袭香上前搀扶她,同时关切地问道:“小主,您没事吧?瞧着脸色不太好看。”
裴安夏摇摇头,“无事。”
她语气微顿,又补充了一句,“皇上痛失爱子,情绪难免不佳,这几日务必约束底下人谨言慎行,以免遭致祸端。”

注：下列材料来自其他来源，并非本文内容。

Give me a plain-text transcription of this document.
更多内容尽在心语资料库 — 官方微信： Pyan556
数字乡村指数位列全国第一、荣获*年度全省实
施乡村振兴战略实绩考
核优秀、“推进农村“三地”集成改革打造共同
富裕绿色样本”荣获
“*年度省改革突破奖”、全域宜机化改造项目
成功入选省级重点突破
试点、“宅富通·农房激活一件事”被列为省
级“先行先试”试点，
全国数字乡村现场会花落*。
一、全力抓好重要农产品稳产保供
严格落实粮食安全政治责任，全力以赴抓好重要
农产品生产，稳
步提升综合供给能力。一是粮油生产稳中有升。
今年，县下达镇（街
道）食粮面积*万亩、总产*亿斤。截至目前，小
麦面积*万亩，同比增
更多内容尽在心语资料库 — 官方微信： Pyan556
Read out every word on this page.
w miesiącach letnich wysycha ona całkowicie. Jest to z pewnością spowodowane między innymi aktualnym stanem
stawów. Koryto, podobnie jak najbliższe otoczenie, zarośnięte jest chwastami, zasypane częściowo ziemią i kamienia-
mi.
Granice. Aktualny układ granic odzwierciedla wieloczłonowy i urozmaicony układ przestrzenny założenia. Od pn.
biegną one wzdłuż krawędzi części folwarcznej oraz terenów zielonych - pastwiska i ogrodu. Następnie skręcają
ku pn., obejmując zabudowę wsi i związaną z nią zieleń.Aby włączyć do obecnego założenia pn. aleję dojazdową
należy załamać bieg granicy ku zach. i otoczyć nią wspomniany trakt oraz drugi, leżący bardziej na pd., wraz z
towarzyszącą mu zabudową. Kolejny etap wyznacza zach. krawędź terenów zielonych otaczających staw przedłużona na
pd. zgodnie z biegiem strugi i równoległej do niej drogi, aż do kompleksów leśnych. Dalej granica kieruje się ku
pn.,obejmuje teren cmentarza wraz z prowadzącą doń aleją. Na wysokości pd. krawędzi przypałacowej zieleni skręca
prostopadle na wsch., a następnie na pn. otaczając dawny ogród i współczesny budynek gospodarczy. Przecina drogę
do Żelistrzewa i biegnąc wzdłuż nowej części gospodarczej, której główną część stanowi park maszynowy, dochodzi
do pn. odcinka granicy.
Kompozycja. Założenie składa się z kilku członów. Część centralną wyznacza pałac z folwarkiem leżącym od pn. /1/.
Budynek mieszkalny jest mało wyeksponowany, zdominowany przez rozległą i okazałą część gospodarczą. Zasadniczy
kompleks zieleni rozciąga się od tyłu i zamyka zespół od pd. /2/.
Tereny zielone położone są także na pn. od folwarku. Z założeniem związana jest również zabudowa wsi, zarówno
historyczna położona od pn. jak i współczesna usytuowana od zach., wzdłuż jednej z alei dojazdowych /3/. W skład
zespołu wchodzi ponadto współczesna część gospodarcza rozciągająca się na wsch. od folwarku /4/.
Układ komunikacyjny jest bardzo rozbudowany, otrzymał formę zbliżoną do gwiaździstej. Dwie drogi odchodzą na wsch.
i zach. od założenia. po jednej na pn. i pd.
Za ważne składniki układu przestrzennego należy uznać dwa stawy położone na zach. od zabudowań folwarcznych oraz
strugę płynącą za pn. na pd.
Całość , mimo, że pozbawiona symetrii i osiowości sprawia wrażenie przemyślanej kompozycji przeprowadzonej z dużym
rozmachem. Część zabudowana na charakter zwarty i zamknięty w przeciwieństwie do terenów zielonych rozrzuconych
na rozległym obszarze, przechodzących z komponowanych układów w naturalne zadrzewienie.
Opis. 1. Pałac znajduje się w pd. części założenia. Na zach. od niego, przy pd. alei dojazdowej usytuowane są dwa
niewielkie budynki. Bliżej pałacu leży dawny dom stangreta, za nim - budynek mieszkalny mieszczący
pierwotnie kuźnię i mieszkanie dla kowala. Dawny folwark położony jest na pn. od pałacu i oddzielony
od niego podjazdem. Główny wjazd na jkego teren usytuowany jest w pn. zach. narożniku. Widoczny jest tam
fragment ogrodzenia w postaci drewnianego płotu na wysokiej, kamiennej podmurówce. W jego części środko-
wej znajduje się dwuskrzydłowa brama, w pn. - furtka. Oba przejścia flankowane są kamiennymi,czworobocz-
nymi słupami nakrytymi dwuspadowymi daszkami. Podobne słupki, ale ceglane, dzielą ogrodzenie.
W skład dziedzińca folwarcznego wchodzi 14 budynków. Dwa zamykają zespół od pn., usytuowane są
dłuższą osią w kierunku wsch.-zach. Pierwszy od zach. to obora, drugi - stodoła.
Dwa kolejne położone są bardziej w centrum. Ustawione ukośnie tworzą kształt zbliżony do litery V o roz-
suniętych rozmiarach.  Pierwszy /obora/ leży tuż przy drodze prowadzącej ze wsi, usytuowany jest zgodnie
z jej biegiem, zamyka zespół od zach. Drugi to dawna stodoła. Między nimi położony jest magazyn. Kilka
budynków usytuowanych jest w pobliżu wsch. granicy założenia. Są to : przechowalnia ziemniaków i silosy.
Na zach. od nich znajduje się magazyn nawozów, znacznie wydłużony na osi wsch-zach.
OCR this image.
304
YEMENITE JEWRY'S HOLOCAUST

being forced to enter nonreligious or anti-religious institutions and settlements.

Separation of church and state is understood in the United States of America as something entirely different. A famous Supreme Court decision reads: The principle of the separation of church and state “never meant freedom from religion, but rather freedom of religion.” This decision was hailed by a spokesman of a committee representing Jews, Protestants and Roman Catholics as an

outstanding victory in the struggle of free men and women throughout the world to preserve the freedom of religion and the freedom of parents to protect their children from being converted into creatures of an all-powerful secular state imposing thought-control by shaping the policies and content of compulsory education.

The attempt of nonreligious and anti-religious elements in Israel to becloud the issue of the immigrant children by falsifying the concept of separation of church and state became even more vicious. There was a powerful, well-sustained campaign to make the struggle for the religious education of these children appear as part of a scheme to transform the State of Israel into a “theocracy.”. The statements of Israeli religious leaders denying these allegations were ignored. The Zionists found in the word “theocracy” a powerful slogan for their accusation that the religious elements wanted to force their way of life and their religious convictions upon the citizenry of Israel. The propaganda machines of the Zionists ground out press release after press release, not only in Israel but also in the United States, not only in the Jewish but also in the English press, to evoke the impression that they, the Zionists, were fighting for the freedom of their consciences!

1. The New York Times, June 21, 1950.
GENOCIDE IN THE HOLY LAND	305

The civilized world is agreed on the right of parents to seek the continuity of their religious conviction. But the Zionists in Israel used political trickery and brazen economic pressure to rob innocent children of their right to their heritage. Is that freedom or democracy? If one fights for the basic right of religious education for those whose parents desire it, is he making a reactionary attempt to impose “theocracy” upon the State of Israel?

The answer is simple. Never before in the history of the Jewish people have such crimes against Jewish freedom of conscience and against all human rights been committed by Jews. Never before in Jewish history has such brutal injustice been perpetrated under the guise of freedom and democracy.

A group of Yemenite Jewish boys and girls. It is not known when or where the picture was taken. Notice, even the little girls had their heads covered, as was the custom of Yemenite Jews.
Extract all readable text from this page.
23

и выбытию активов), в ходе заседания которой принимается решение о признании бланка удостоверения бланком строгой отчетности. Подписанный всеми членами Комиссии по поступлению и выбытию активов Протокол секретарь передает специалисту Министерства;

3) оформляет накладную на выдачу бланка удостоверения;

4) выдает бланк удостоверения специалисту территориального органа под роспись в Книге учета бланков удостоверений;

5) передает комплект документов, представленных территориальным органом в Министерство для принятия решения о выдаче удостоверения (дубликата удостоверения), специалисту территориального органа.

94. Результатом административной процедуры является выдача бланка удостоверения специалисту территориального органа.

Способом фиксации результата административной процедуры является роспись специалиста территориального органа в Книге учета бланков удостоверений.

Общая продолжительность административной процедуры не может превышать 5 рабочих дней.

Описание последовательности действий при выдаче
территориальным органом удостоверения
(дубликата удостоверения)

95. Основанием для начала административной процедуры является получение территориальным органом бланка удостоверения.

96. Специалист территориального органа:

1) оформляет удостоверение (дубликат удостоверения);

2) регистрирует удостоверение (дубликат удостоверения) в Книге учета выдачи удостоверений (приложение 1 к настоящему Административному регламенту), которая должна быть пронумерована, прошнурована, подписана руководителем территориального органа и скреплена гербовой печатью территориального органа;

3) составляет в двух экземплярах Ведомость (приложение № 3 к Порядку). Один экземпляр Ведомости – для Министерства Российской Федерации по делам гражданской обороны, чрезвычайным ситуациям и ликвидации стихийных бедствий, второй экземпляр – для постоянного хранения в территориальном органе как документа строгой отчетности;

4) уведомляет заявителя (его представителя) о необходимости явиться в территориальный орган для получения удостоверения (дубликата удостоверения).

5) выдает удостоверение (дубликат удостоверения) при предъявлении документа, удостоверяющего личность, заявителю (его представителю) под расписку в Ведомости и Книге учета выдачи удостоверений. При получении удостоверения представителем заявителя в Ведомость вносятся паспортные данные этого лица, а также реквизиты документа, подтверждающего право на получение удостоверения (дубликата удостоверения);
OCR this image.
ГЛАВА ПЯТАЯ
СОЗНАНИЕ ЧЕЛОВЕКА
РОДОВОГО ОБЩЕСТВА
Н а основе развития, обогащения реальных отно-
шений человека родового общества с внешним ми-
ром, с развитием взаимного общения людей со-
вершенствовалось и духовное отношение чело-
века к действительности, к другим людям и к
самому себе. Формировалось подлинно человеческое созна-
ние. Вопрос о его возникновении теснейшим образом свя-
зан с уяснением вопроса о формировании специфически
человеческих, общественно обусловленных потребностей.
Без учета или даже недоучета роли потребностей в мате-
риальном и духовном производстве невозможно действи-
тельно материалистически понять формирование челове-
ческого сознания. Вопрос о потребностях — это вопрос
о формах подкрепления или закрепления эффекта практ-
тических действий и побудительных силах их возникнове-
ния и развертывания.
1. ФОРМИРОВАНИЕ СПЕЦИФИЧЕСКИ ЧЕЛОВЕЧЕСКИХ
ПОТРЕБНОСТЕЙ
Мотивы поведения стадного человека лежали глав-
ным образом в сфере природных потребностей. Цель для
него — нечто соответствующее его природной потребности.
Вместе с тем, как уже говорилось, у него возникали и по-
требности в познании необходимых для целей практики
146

袭香诺诺地应了声是,“陆美人那边……可要命人暗中接应? ”
裴安夏略作沉吟后,才开口道: “你亲自去打点看守冷宫的太监,送点御寒的衣物和便于储存的吃食过去……以我如今身分,能做的也就这些了。”
说她自私也好,冷血也罢,她的确没打算淌这滩浑水。
对裴安夏而言,陆云柔顶多算是无聊时可以说话解闷的对象,但绝对不是可以推心置腹的好友。
在能力所及的范围内,裴安夏不介意伸出援手。
然而陆云柔这次牵涉的事件,实在过于棘手,一个不慎,连她自己也可能落入万劫不复的境地。
裴安夏一壁琢磨着事情,一壁取出晌午绣至一半的绣品。
鞋底不好纳,裴安夏颇费了一番功夫,才纳好厚厚的一只鞋底。
眼看外头天色渐暗,袭香拿来火折子点亮烛台,“小主歇一歇吧,您都绣了小半个时辰了,仔细伤了眼睛。”
经她这么一提醒,裴安夏才后知后觉地感受到疲惫,她搁下手里的针线,站直身体伸了个懒腰。 “确实是有些乏了,剩下的就明儿再做吧。”
袭香估摸着,这会儿距离晚膳还有段时间,索性提议道: “小主今早不是还说想去御花园摘些栀子花回来,风干后装进香囊里吗?不如奴婢陪小主走一趟吧? ”
裴安夏的确是有这个想法,因为荆肖嘉不喜欢薰香的味道,她便想着以新鲜花瓣取代香料,填充进香囊里。